In May 2008, a rewritten selection of 50 end-of-world scenarios was published as a book in the Netherlands: Exit Mundi, het einde van de wereld. De beste 50 scenario's. Translations are in the works. The German edition was published in June 2010 by dtv.

In February 2011, the German artist Bela B recorded the double cd Exit Mundi, with ten scenarios from the German translation of Exit Mundi. At the release of the cd, Bela B. did a 15 location-tour with the Exit Mundi cd through Germany, Switzerland and Austria, reading the texts from Exit Mundi on stage and even singing texts from the book to the tune of R.E.M.'s hit single It's The End Of The World As We Know It.

== Early history ==
Maarten Keulemans launched the website in 2001 strictly for fun. In several interviews, he points out that the main reason for launching the site was that as a professional science journalist, he came across many apocalyptic scenarios, ranging from well-known disasters like black holes and supervolcanoes to less well-known events like the Big Crunch or mass suicide.

As time passed, Keulemans kept on collecting more and more scenarios, aided by a growing number of devoted Exit Mundi fans. His mix of sardonic humor and scientific correctness gave the website cult status. The website got many good reviews on- and offline, in magazines as diverse as New Scientist, Playboy and several Dutch leading newspapers.

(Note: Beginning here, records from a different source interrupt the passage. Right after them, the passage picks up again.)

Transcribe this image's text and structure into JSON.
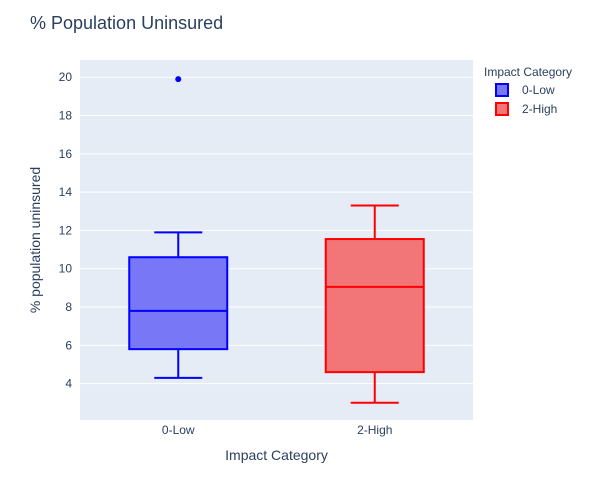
{
  "chart_data": {
    "type": "box",
    "title": "% Population Uninsured",
    "xlabel": "Impact Category",
    "ylabel": "% population uninsured",
    "categories": [
      "0-Low",
      "2-High"
    ],
    "ylim": [
      2.1,
      20.9
    ],
    "yticks": [
      4,
      6,
      8,
      10,
      12,
      14,
      16,
      18,
      20
    ],
    "grid": true,
    "legend": {
      "title": "Impact Category",
      "position": "top-right"
    },
    "series": [
      {
        "name": "0-Low",
        "color": "#0000ff",
        "fill": "#7878f7",
        "min": 4.3,
        "q1": 5.8,
        "median": 7.8,
        "q3": 10.6,
        "max": 11.9,
        "outliers": [
          19.9
        ]
      },
      {
        "name": "2-High",
        "color": "#ff0000",
        "fill": "#f27678",
        "min": 3.0,
        "q1": 4.6,
        "median": 9.05,
        "q3": 11.55,
        "max": 13.3,
        "outliers": []
      }
    ]
  }
}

Meanwhile, Keulemans, who always insisted on keeping the website low profile and not for profit, ended up in many radio shows, written interviews and on TV. 'I sort of became Mister Apocalypse', he muses in the introduction to Exit Mundi the book.

== Books and projects ==
In May 2008, a rewritten selection of 50 end-of-world scenarios was published as a book by AW Bruna in the Netherlands: Exit Mundi, het einde van de wereld. De beste 50 scenario's. The book takes the formula of the website to the extremes: the scenarios are more carefully researched, and written with even more puns than the website. In the Netherlands, the book was quite successful, ending up in the non-fiction bestseller lists of 2008, selling out two editions and receiving a lot of praise in the press.

Meanwhile, Keulemans himself went on tour, talking about the end of the world in his own words, aided only by a powerpoint and a few simple gimmicks. The tour took him to most Dutch universities, several art festivals and other small venues.

At the 3 October Festival in Leiden 2009, a group of artists adapted Exit Mundi into a show of scary tableaux vivants.

In June 2010, publisher dtv released the German edition of Exit Mundi, the book. The book got some good reviews, and even made it to the non-fiction bestseller charts of Der Spiegel. But more was to come, as German singer/artist Bela B took notice of the book. Bela decided to do an Exit Mundi audio book in German, which was released in early 2011 by Random House.

It turned Exit Mundi into a big success in Germany, especially when Bela B started touring Germany, Switzerland and Austria, reading and even singing from the book on stage.